In what circumstances will an attorney have to produce time records in order to recover attorney fees?

California, United States of America


The following excerpt is from Trealoff v. Forest River, Inc., E048818, Super.Ct.No. SCVSS96372 (Cal. App. 2011):

"To enable the trial court to determine whether attorney fees should be awarded and in what amount, an attorney should present '(1) evidence, documentary and oral, of the services actually performed; and (2) expert opinion, by [the applicant] and other lawyers, as to what would be a reasonable fee for such services.' [Citations.] 'In many cases the trial court will be aware of the nature and extent of the attorney's services from its observation of the trial proceedings and the pretrial and discovery proceedings reflected in the file.' [Citation.] However, in the absence of such crucial information as the number of hours worked, billing rates, types of issues dealt with and appearances made on the client's behalf, the trial court is placed in the position of simply guessing at the actual value of the attorney's services.
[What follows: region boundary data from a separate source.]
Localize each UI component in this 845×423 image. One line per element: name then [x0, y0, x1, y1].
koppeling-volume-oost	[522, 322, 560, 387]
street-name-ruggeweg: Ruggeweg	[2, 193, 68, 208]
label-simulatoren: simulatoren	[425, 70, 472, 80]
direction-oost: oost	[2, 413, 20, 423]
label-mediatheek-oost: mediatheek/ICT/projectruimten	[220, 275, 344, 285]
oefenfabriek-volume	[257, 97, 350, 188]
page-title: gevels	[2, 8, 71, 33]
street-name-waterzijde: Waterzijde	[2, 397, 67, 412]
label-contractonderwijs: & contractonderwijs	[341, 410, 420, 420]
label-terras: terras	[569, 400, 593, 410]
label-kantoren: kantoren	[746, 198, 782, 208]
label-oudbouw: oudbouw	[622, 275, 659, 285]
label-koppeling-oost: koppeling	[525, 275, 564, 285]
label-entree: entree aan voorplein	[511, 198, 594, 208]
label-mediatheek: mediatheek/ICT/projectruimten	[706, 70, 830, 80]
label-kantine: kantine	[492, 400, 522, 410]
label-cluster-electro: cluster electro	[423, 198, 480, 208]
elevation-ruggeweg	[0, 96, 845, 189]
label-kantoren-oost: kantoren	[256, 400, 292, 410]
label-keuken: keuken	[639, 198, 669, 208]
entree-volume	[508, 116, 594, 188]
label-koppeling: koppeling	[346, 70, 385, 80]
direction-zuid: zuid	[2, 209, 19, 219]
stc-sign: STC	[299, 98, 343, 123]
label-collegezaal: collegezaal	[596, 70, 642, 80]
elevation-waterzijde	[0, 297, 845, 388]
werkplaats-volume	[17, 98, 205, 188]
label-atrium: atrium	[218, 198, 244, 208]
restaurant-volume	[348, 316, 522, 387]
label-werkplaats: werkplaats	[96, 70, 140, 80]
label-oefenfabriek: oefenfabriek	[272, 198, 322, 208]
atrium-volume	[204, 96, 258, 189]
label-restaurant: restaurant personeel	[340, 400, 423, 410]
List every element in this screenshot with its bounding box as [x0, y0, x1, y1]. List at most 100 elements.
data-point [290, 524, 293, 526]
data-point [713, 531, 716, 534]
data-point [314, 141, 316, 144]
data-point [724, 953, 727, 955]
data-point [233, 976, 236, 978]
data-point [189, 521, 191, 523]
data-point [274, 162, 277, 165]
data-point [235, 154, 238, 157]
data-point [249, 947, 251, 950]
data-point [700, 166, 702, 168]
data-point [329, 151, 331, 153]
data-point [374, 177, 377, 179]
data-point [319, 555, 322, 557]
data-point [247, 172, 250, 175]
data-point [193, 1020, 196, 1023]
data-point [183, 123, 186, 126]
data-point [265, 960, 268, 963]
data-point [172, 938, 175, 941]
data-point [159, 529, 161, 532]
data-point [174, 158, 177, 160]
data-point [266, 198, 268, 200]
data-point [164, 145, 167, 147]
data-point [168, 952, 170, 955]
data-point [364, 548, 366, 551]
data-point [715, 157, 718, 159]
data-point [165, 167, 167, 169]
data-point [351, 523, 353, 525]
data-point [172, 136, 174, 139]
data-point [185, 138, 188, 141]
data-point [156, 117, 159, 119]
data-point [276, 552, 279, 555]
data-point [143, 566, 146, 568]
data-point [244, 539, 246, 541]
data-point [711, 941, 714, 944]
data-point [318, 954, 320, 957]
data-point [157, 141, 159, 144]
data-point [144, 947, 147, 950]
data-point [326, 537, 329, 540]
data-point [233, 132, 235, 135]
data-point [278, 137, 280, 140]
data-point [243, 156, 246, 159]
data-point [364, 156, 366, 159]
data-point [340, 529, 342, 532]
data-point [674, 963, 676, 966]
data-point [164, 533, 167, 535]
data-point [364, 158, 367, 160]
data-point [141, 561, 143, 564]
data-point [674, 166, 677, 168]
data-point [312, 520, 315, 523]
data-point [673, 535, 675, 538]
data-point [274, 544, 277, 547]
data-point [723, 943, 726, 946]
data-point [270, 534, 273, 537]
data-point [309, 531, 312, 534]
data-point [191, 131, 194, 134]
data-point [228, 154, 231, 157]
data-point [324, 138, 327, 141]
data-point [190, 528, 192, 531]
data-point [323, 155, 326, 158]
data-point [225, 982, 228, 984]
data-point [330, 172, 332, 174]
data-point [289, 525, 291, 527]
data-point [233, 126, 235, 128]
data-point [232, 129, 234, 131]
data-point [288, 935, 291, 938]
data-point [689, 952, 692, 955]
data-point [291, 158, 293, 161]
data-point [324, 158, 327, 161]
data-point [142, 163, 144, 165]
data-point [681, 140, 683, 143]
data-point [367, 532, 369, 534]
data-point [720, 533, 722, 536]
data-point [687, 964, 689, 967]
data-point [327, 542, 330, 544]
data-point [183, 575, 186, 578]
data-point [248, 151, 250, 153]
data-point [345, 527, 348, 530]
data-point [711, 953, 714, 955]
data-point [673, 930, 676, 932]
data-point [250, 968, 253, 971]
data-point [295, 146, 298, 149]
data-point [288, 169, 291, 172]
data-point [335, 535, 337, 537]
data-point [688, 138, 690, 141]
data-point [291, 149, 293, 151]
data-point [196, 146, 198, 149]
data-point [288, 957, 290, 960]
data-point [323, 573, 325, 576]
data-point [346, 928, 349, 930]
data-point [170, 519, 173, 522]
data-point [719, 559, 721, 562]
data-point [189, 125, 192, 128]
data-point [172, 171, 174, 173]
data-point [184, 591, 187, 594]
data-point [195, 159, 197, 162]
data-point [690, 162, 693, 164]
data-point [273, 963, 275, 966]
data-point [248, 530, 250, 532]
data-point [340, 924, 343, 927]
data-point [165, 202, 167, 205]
That practice is unacceptable and cannot be the basis for an award of fees. [] . . . [] In California, an attorney need not submit contemporaneous time records in order to recover attorney fees, although an attorney's failure to keep books of account and other records has been found to be a basis for disciplinary action. [Citation.] Testimony of an attorney as to the number of hours worked on a particular case is sufficient evidence to support an award of attorney fees, even in the absence of detailed time records. [Citations.]" (Martino v. Denevi (1986) 182 Cal.App.3d 553, 558-559.)